Muq would spend hours walking around the village of Mutungo at night and singing western songs. Residents would peek through fences trying to catch a glimpse of the mysterious singer, much as he had done with the school choir, but Muq nervously remained in the shadows. During one of his roaming concerts, he made a discovery that changed his life as much as We Are the World did. “One evening I was walking and singing and I heard someone playing an instrument. It sounded familiar, but also new. Two men were out in their yard performing songs for church, and I just sat there and watched. I was 18 or 19 years old, and this was my first time to see a guitar in my life. I had seen them on TV, of course, but seeing one in person was different. When I saw it, it just made sense to me. When I held it, it just made sense. It knew that this was going to answer so many questions I had about music and the western world. I asked if I could come back tomorrow and whenever else they were playing.”

Muq taught himself to play guitar on his new friendʼs instrument, eventually borrowing it for a regular gig at a local hotel. Even after a long shift, he would walk home playing and singing, and a video of him serenading homeless children on the streets of Kampala led to a stint as an entertainer on Norwegian Cruise Line. That experience not only refined his repertoire but helped him secure a passport and visa. “They saw the video and asked me if I wanted to sing on a boat. But this like a city on the water. I couldnʼt believe it would float. My friends thought the pictures I showed them had been Photoshopped.” He admits there was no grand plan to his career, no strategy or roadmap. “I never expected it to work this way. I never said, Iʼm going to get a job at a hotel. Iʼm going to get a job on a cruise line. Iʼm going to work with Dan Auerbach. Everything happened because I was following sound. I was chasing it. I was just singing.”

On the seas and later in America, he developed a curious approach to writing songs. “I donʼt sit down and say, Iʼm going to write a song now.
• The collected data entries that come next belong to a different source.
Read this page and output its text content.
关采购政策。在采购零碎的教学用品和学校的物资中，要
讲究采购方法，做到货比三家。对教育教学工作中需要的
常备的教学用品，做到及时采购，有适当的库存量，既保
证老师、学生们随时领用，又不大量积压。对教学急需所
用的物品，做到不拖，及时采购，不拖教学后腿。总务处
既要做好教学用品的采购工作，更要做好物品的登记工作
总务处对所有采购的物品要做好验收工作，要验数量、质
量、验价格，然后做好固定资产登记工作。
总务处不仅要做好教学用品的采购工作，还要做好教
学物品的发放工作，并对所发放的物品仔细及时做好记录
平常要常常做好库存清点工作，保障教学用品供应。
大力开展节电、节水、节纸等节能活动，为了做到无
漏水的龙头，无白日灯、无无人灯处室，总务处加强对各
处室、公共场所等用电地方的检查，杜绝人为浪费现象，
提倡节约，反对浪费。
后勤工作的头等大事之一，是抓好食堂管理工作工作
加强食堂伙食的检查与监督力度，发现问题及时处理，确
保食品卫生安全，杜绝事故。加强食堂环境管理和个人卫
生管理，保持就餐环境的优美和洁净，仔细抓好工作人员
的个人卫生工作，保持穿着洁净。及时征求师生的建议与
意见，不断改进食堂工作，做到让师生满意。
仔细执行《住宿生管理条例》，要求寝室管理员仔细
Most times someone will be talking to me and Iʼm playing the guitar at the same time. For some reason my brain can listen to both things at the same time, and Iʼll come up with a melody or a phrase or just an idea. Itʼs amazing how many songs Iʼve written when someone else is talking and Iʼm just holding my guitar. Even in the studio with Dan, we would be talking about songs or just hanging out, and I would be playing my guitar and coming up with new songs.” Thatʼs how he wrote many of the songs on his upcoming debut, including the plaintive, yet hopeful, “One You Love.” “I wanted to have a relationship with someone, but it didnʼt work out. This song describes how someone has brought something great into your life, even if they donʼt stay in your life. It was not a happy experience, but that didnʼt stop me from writing something positive. I wrote it and sang it very slow, but Dan said it could be quick and dancey. It sounds great that way.”

Muq currently calls Austin home, but heʼs on the road more than heʼs in Texas, touring frequently and bringing his sunny songs to audiences of all kinds. “When I arrived in America, I was coming from a different part of the world, and I was very lost. I didnʼt have a plan. I didnʼt know what was coming tomorrow. I just following instinct. I always thought, If I can communicate with people through music, it will make me feel like I am not alone. I can speak to people very intimately using music."